In 1962, sitting mayor Stan McBride resigned his position after he was appointed sheriff. The Peterborough City Council chose Holt to succeed him for the rest of the term. At the end of this term, she chose to run to for mayor but lost the election to Clarence Boorman.

In 1968, Holt was awarded the Canadian Centennial Medal for Valuable Service to the Nation.

Holt retired from municipal politics, six years after her last term as alderman, in 1976. She was paralyzed with a spinal tumor and stated that she could no longer attend meetings at City Hall. The building was not wheelchair accessible and up until that point she had relied on assistance from firefighters to get in and out. She went on to sit on the provincial Social Assistance Review Board in 1978.

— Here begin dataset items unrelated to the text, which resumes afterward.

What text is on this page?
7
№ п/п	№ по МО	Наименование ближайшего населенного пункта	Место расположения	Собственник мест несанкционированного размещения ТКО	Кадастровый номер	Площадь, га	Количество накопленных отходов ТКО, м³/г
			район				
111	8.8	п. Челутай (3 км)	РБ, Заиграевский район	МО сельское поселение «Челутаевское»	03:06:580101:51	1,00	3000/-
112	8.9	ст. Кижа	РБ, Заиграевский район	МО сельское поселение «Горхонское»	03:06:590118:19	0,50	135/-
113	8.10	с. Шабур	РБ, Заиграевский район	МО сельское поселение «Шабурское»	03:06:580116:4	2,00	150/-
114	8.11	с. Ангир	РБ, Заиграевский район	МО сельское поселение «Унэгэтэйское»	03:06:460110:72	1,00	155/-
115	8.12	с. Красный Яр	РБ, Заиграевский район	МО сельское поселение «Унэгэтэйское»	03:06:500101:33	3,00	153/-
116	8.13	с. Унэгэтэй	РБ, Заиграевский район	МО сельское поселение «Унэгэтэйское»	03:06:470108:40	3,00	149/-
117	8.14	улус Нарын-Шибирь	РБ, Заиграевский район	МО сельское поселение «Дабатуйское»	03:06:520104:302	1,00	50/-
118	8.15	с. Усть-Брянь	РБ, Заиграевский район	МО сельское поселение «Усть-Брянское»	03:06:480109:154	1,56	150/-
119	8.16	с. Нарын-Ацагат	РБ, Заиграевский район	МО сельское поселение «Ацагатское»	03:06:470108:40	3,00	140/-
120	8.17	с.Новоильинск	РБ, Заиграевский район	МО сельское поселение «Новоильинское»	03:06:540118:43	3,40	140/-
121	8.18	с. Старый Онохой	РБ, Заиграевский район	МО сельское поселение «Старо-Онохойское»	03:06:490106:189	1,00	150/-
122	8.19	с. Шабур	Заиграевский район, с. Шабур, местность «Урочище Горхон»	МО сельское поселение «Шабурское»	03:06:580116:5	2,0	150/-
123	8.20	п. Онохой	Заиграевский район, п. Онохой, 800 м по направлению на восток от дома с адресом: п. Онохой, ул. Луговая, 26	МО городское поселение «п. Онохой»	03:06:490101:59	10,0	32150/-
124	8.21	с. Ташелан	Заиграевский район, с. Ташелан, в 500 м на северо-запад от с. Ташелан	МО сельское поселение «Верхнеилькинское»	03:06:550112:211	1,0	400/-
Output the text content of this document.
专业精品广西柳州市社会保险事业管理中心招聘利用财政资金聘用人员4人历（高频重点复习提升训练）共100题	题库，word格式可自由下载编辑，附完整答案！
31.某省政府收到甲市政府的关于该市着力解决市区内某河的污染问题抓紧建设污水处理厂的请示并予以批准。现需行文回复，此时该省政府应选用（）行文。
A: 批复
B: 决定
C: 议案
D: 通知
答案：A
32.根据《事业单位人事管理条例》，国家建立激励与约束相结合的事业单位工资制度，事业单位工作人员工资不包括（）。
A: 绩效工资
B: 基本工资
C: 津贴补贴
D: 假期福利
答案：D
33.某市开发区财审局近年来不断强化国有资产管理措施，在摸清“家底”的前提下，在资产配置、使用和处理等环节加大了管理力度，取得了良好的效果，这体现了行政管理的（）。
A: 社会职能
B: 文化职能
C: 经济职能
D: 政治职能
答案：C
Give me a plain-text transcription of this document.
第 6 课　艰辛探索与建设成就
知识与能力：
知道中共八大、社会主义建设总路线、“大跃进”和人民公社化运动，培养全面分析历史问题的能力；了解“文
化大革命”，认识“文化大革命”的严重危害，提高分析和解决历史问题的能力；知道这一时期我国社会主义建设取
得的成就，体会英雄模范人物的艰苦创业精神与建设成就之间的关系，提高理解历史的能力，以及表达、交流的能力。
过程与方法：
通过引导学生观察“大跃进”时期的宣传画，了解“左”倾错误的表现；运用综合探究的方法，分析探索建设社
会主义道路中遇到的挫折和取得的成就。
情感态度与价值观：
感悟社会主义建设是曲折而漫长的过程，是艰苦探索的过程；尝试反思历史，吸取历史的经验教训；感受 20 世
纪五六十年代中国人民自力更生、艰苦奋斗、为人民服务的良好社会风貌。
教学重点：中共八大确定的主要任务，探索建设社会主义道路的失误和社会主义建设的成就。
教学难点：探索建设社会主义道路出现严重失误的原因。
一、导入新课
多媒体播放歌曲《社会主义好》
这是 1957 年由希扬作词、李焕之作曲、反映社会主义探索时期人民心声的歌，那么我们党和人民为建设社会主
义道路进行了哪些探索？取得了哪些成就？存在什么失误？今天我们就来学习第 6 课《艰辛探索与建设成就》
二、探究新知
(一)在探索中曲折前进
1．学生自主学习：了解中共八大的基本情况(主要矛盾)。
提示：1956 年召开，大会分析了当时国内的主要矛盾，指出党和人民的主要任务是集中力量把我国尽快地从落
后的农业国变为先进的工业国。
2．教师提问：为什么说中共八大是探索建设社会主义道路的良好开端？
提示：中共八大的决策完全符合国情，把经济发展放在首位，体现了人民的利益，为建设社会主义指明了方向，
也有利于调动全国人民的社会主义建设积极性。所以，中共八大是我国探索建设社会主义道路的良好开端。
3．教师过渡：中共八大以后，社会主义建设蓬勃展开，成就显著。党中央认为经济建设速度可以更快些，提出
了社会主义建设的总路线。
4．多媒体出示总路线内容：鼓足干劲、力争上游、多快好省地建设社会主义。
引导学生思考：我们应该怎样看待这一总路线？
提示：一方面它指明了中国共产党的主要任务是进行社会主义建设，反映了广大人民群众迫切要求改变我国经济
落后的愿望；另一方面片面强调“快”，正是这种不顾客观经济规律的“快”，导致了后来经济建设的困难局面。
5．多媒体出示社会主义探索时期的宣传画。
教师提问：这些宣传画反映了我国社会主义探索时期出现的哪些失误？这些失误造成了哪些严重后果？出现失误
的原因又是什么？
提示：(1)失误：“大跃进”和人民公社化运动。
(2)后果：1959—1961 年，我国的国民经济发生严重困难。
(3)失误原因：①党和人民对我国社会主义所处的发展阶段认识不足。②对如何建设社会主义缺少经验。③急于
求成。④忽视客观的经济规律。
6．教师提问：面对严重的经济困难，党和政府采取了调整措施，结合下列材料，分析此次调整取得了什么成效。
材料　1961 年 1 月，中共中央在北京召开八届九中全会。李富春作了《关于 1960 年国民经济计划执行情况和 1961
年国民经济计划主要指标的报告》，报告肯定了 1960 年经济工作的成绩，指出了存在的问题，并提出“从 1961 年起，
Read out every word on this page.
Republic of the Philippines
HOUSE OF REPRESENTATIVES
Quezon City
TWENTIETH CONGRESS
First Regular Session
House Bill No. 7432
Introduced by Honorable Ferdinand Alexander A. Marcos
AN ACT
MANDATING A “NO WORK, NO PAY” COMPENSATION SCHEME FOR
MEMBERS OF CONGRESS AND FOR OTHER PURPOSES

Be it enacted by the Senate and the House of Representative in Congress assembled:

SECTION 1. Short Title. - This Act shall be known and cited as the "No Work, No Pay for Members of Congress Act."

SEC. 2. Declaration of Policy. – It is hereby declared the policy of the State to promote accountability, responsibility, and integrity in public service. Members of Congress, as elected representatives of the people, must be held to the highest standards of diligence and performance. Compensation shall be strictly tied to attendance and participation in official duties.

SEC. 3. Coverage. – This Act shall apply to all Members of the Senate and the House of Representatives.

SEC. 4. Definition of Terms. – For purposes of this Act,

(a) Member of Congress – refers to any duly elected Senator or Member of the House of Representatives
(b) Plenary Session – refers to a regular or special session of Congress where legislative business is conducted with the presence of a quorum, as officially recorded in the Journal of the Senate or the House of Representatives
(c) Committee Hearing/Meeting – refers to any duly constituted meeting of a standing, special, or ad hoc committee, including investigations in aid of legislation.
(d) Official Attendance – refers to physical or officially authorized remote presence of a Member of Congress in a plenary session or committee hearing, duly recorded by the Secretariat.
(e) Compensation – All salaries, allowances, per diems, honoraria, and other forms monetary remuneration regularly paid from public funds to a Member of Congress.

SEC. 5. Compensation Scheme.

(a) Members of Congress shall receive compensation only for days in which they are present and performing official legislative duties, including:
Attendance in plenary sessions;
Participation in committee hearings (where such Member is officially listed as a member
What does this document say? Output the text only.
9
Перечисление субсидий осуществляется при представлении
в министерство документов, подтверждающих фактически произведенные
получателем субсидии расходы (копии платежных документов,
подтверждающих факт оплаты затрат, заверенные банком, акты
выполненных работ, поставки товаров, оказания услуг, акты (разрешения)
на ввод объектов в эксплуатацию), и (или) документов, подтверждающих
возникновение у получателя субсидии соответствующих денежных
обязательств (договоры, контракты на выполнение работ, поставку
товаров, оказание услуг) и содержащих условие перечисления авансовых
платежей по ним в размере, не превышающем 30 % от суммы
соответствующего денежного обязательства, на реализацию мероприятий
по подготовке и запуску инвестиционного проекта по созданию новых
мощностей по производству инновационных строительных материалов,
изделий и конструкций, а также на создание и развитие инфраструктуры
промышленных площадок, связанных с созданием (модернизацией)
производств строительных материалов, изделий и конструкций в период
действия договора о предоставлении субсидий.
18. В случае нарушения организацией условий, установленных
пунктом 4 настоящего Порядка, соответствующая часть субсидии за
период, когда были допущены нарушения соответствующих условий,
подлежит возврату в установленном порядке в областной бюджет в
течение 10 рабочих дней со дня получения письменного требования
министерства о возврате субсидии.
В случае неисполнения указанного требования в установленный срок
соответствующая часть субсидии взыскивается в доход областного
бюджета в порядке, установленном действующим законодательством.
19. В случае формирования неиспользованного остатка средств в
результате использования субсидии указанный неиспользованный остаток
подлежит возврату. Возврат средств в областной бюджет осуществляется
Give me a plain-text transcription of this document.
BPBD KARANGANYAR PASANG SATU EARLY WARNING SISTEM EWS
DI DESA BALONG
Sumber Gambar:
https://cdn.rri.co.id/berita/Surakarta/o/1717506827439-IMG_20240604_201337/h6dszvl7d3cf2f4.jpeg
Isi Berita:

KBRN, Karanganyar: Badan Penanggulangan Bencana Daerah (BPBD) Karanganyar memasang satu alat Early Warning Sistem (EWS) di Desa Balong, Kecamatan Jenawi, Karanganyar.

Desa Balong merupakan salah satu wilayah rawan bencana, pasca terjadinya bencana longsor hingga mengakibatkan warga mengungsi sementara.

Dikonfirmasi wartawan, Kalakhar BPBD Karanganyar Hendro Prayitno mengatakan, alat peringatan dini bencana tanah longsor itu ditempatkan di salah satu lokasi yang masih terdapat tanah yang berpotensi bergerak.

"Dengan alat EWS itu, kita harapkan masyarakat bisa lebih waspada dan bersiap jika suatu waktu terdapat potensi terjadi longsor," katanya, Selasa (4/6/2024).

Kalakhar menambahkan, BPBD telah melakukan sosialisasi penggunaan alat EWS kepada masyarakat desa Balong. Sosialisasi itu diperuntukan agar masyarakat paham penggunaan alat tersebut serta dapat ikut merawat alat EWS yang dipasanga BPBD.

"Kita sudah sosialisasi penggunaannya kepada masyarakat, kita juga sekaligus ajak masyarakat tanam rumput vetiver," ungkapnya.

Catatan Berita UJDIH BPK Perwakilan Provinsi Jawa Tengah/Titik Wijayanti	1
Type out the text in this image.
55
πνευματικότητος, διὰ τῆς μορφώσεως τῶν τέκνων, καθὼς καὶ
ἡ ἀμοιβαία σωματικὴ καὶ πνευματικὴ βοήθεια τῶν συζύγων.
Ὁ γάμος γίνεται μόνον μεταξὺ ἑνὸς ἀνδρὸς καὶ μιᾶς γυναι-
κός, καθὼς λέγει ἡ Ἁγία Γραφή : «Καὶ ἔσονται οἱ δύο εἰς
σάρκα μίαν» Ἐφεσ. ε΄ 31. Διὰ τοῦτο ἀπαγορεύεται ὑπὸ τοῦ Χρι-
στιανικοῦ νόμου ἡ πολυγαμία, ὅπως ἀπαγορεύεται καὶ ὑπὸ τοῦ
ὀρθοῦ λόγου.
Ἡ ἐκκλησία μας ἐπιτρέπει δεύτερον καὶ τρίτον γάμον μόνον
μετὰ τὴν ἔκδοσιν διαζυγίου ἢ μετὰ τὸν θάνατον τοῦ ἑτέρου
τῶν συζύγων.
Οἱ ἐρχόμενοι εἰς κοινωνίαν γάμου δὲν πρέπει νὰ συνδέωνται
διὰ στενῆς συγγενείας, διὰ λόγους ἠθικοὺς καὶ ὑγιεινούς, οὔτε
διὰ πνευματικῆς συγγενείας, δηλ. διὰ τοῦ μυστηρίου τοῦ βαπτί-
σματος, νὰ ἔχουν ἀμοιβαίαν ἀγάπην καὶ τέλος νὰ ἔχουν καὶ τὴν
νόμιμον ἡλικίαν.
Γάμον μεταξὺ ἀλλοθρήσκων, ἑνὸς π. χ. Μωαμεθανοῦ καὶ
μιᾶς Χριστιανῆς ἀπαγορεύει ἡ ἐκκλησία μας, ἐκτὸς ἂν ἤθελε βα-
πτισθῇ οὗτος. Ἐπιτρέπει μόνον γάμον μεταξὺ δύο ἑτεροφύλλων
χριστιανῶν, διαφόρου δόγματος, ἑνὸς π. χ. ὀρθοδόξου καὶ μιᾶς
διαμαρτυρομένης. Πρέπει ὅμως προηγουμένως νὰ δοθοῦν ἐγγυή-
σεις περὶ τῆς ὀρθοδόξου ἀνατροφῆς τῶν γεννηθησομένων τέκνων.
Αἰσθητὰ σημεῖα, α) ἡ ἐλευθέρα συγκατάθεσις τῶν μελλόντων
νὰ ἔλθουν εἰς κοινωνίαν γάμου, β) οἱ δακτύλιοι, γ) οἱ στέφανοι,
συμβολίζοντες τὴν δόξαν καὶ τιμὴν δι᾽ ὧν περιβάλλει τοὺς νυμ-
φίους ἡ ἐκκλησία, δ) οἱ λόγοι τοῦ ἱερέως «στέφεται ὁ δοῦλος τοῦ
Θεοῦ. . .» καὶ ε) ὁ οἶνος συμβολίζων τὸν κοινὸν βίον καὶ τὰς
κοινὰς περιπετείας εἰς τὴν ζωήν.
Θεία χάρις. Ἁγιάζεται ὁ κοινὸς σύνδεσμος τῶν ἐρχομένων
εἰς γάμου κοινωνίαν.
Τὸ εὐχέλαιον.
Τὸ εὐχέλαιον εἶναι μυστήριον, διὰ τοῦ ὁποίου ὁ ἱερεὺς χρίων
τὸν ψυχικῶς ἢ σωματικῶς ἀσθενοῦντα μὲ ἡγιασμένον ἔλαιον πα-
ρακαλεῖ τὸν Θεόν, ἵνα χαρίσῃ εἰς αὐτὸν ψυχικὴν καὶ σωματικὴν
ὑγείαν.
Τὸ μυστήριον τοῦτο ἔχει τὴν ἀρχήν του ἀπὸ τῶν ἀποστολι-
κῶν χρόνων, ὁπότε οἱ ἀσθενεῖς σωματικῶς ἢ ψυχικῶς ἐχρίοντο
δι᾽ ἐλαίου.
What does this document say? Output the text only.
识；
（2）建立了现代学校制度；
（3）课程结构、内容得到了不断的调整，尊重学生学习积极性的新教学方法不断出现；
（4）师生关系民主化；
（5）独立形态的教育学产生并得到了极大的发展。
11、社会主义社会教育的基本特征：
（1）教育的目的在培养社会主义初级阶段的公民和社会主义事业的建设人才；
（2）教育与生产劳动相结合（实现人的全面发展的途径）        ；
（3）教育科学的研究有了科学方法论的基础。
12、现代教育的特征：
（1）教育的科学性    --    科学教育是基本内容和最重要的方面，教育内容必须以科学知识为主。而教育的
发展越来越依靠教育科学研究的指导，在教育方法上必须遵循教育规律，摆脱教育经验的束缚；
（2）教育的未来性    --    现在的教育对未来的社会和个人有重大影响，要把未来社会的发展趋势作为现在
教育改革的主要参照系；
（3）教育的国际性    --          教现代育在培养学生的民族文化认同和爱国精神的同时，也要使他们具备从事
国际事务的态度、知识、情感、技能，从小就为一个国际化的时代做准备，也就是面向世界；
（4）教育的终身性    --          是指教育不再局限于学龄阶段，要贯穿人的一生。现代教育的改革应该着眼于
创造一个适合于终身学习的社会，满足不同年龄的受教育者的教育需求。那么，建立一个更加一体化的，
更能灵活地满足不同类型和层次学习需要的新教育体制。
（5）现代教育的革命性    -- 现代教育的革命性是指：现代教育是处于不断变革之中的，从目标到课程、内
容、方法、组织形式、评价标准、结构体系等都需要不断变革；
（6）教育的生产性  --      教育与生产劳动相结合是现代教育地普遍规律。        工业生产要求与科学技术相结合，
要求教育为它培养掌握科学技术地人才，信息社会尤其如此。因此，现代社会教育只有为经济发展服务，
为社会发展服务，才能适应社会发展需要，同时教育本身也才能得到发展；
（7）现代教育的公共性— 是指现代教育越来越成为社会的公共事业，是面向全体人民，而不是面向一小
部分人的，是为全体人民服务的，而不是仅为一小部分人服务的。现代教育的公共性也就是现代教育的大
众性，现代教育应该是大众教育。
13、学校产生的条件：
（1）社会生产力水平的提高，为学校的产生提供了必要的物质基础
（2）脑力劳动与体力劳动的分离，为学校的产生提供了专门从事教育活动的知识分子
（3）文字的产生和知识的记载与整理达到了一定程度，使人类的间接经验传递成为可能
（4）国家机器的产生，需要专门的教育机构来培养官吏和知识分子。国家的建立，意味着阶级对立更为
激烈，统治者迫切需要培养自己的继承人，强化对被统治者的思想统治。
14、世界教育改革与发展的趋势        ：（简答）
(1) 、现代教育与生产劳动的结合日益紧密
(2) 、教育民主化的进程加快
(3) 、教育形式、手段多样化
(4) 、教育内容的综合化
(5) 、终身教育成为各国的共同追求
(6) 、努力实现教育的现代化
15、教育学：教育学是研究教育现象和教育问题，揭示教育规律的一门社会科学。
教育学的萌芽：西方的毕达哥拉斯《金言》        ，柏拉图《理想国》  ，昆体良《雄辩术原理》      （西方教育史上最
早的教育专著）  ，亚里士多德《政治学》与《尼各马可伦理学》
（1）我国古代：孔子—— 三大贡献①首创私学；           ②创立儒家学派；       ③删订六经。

At various points during her political career Holt served as chair of all standing committees of council and chair of special committees such as Public Relations and Development Week Programmes. She also served as city council's representative at the Chamber of Commerce, Arts & Water Festival Board, and at the 1975 Trent University Homecoming committee.

For a profile in the book Portraits: Peterborough area women past and present Holt remarks on the challenges for women in politics, saying, "Politics is exhausting. When a woman is at home raising a family, she probably doesn't have time to become involved in politics." The writer of this article goes on to say, "This is a problem, points out Mrs. Holt, because by the time the children have reached an independent stage, it is probably too late for that woman to seek political office."